地震学の専門家ではない──ただそれだけで存在を無視され続けてきた異端の東大名誉教授が、実績によってその評価を覆しつつある。測量学の世界的権威である教授は、5月に入って首都圏を襲った2度の地震の発生を予測。いずれも自らが配信するメルマガで事前に注意を呼びかけ、見事に的中させた。「3.11のあの日のような想いはしたくない」そう語る老研究者の努力が、結実しようとしている。
本誌前号の発売直後から、編集部の電話は鳴り止まなかった。前号のトップ記事で報じた〈なぜ異端の東大名誉教授だけが東京直撃地震を予測できたのか〉について問い合わせが殺到したのだ。
この記事は、5月5日の早朝午前5時18分に首都圏を直撃した地震(東京・千代田区で震度5弱)を、唯一予測していた人物を特集したものだ。

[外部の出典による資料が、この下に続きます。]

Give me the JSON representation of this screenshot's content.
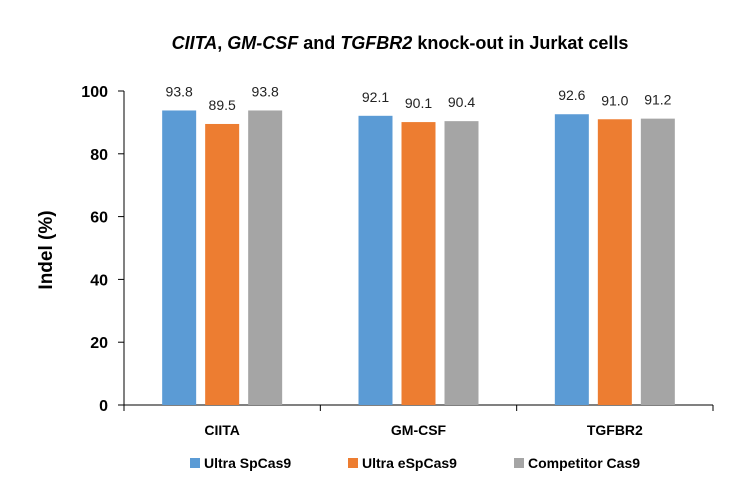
{
  "chart_data": {
    "type": "bar",
    "title": "CIITA, GM-CSF and TGFBR2 knock-out in Jurkat cells",
    "title_parts": [
      {
        "text": "CIITA",
        "italic": true
      },
      {
        "text": ", ",
        "italic": false
      },
      {
        "text": "GM-CSF",
        "italic": true
      },
      {
        "text": " and ",
        "italic": false
      },
      {
        "text": "TGFBR2",
        "italic": true
      },
      {
        "text": " knock-out in Jurkat cells",
        "italic": false
      }
    ],
    "xlabel": "",
    "ylabel": "Indel (%)",
    "ylim": [
      0,
      100
    ],
    "yticks": [
      0,
      20,
      40,
      60,
      80,
      100
    ],
    "categories": [
      "CIITA",
      "GM-CSF",
      "TGFBR2"
    ],
    "series": [
      {
        "name": "Ultra SpCas9",
        "color": "#5B9BD5",
        "values": [
          93.8,
          92.1,
          92.6
        ],
        "labels": [
          "93.8",
          "92.1",
          "92.6"
        ]
      },
      {
        "name": "Ultra eSpCas9",
        "color": "#ED7D31",
        "values": [
          89.5,
          90.1,
          91.0
        ],
        "labels": [
          "89.5",
          "90.1",
          "91.0"
        ]
      },
      {
        "name": "Competitor Cas9",
        "color": "#A5A5A5",
        "values": [
          93.8,
          90.4,
          91.2
        ],
        "labels": [
          "93.8",
          "90.4",
          "91.2"
        ]
      }
    ],
    "grid": false,
    "legend_position": "bottom"
  }
}
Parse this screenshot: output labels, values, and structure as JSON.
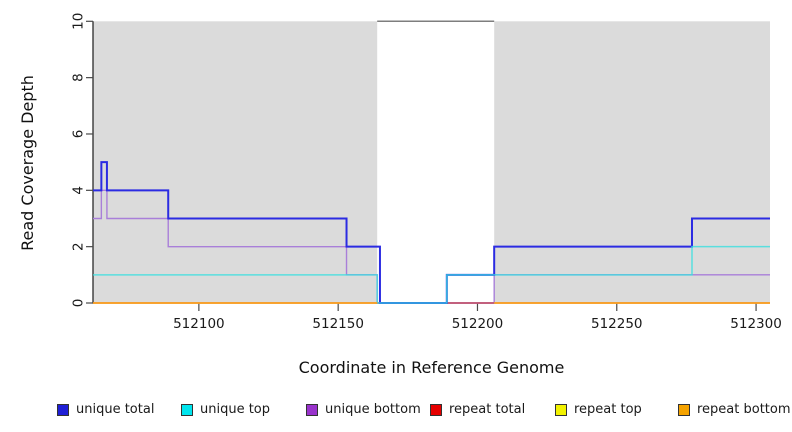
{
  "chart_data": {
    "type": "line",
    "title": "",
    "xlabel": "Coordinate in Reference Genome",
    "ylabel": "Read Coverage Depth",
    "xlim": [
      512062,
      512305
    ],
    "ylim": [
      0,
      10
    ],
    "xticks": [
      512100,
      512150,
      512200,
      512250,
      512300
    ],
    "yticks": [
      0,
      2,
      4,
      6,
      8,
      10
    ],
    "grid": "off",
    "legend_position": "bottom",
    "background": {
      "band_color": "#DBDBDB",
      "bands": [
        [
          512062,
          512164
        ],
        [
          512206,
          512305
        ]
      ],
      "gap_region": [
        512164,
        512206
      ]
    },
    "series": [
      {
        "name": "unique bottom",
        "color": "#A97FD9",
        "width": 1.4,
        "opacity": 1,
        "paths": [
          [
            [
              512062,
              3
            ],
            [
              512065,
              4
            ],
            [
              512067,
              3
            ],
            [
              512089,
              2
            ],
            [
              512153,
              1
            ],
            [
              512164,
              0
            ],
            [
              512206,
              1
            ],
            [
              512305,
              1
            ]
          ]
        ]
      },
      {
        "name": "repeat total",
        "color": "#C64A62",
        "width": 1.5,
        "opacity": 1,
        "paths": [
          [
            [
              512164,
              0
            ],
            [
              512206,
              0
            ]
          ]
        ]
      },
      {
        "name": "unique total",
        "color": "#2B2BE2",
        "width": 2,
        "opacity": 1,
        "paths": [
          [
            [
              512062,
              4
            ],
            [
              512065,
              5
            ],
            [
              512067,
              4
            ],
            [
              512089,
              3
            ],
            [
              512153,
              2
            ],
            [
              512165,
              0
            ],
            [
              512189,
              1
            ],
            [
              512206,
              2
            ],
            [
              512277,
              3
            ],
            [
              512305,
              3
            ]
          ]
        ]
      },
      {
        "name": "unique top",
        "color": "#38DFDF",
        "width": 1.5,
        "opacity": 0.8,
        "paths": [
          [
            [
              512062,
              1
            ],
            [
              512164,
              0
            ],
            [
              512189,
              1
            ],
            [
              512277,
              2
            ],
            [
              512305,
              2
            ]
          ]
        ]
      },
      {
        "name": "repeat top",
        "color": "#F2F200",
        "width": 1.5,
        "opacity": 1,
        "paths": []
      },
      {
        "name": "repeat bottom",
        "color": "#FF9E1B",
        "width": 1.8,
        "opacity": 1,
        "paths": [
          [
            [
              512062,
              0
            ],
            [
              512164,
              0
            ]
          ],
          [
            [
              512206,
              0
            ],
            [
              512305,
              0
            ]
          ]
        ]
      }
    ],
    "legend": [
      {
        "label": "unique total",
        "color": "#1F1FD6"
      },
      {
        "label": "unique top",
        "color": "#00E5EE"
      },
      {
        "label": "unique bottom",
        "color": "#9933CC"
      },
      {
        "label": "repeat total",
        "color": "#E60000"
      },
      {
        "label": "repeat top",
        "color": "#F2F200"
      },
      {
        "label": "repeat bottom",
        "color": "#F5A300"
      }
    ],
    "style": {
      "axis_color": "#2b2b2b",
      "tick_color": "#4a4a4a",
      "tick_label_color": "#1a1a1a",
      "box_top_line_color": "#7e7e7e"
    }
  }
}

その人物の名は、村井俊治。東京大学名誉教授で、民間会社JESEA(地震科学探査機構)の顧問として活動している。村井氏は、同社が配信するメールマガジン「週刊MEGA地震予測」において、4月9日、16日、23日と3回にわたって首都圏で地震が発生する可能性について言及していたのである。

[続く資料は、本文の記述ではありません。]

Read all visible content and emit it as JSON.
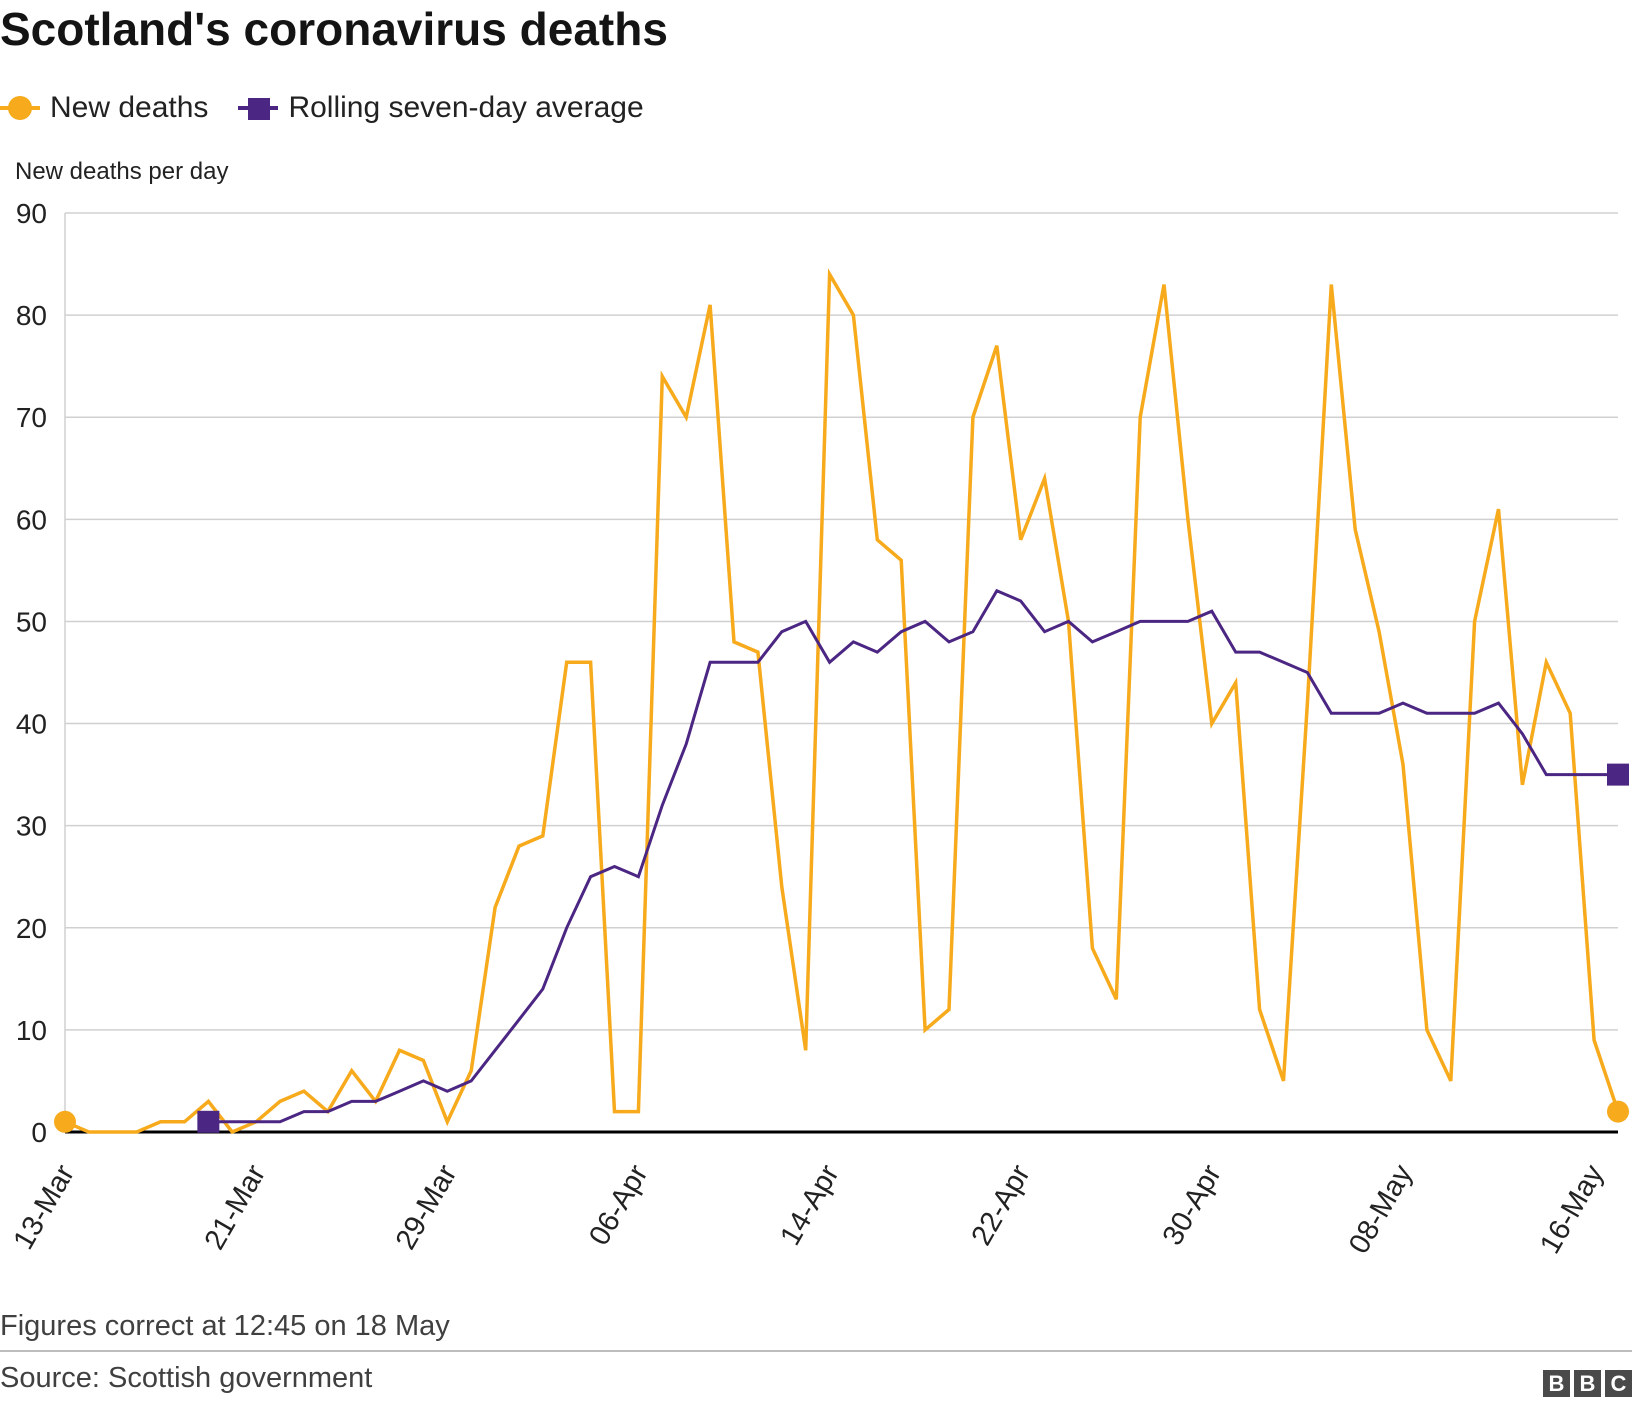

そして、さらなる「セカンドインパクト」が起きたのは、そんな大反響の最中の出来事だった。
前述の首都直撃地震からわずか8日後の5月13日午前8時35分、再び首都圏を地震が襲った。埼玉県南部や神奈川県東部で震度4を記録。東京都でも震度3を記録した。
この2度目の首都圏地震がもたらした衝撃は、震度だけでは測れないものがあった。なんと村井氏は最新のメルマガで、首都圏でのさらなる地震発生の可能性について言及しており、その予測がまたしても的中した格好になったのだ。
5月7日に配信されたメルマガでは、〈首都圏は要注意〉と「要注視」からより切迫度の高い「要注意」へ警戒度を引き上げたうえで、〈累積歪の大きさから判断すると引き続き注意をしておいたほうがいいでしょう〉と、首都圏の危機がまだ去っていないと強調していた。
メルマガ配信の6日後に、予測は現実のものとなった。揺れの最中、前号記事の見出しにあった一言が頭をよぎった人もいたかもしれない。「この人は本物だ!」と。